Is there such a thing as ‘mindfulness’ in marketing?
Ten years ago, during some troubled times, a friend invited me to his Buddhist temple. He thought that I’d enjoy the distraction and serenity of the ceremony… which I did. Afterward, in the temple hall, we did something called “mindful eating”—where we were served spectacularly delicious food, but with a catch. We had to very, very slowly and deliberately chew, taste, and experience each morsel. I spent about 20 minutes eating a chicken leg. It was torture.
I was used to the chewless-swallowing method employed by Saint Bernards. Eating mindfully for me was nearly hopeless, but it did make me reflect on my flurry of a life.
Mindfulness is about being completely aware and in the moment—no distractions, clutter, past or future. You’re just in the present moment, completely focused.
Since my mini excursion to the temple, I’ve seen the concept of mindfulness rise above the buzzing, multitasking hive of our culture. Earlier last month, TIME magazine devoted its cover to the “mindful revolution”:
Mindfulness is an appealing concept, especially in an age when all of us are doing 58 things at once, with 110 things queued behind them. The ability to focus seems like an incredibly rare gem.
All this got me thinking: Is there such a thing as mindfulness in marketing?
Being “in the zone” lends itself perfectly to social media, of course. Responding and being in tune to tweets, posts and comments, in real time, has a very present feel. And there’s a real value in that kind of here-and-now connection.
But I think mindfulness is key in another aspect of marketing and communication, too—being native. By “native,” I mean being mindful of, focused and present in the platform or vehicle you’re communicating in… and the audience you’re speaking to.
We’ve all seen examples of totally sucky, mindless, un-native work. Like the four-minute YouTube video that’s just a still photo with a soundtrack. (Why am I watching this?!?) Or the tweet that trails off because it has too many characters. The billboard with itty-bitty type—essentially turning it into a giant eye chart. Or the bait-n-switch “white paper” that’s really a thinly veiled sales pitch.
They’re all work created without being in the moment… without focus or purpose… and most of all, without thinking of their audience.

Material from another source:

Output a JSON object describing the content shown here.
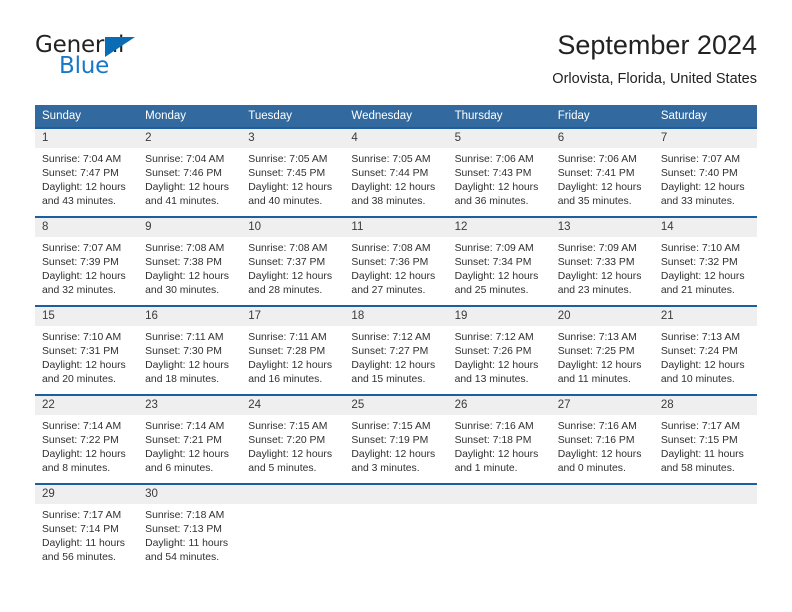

Here’s a good example of mindfulness at work. We’re just wrapping up a sizable project for a client of ours. They asked us to take some 60 pieces of literature and put them on iPads for their sales force. At first, the client instructed us to just drop pdfs of the print files on the tablets, but we knew that wouldn’t work—it would take too much zooming, flipping and squinting for the poor audience!
Instead, we took a more mindful approach.
We cut copy. Simplified graphics. Reworked layouts. Added links to make the pdfs interactive. We asked ourselves: How do we make these pdfs live in this world?
That mindset focused our thinking, completely. The client loved the results, and so did we.
There may be something to this mindfulness thing after all. But not the eating part.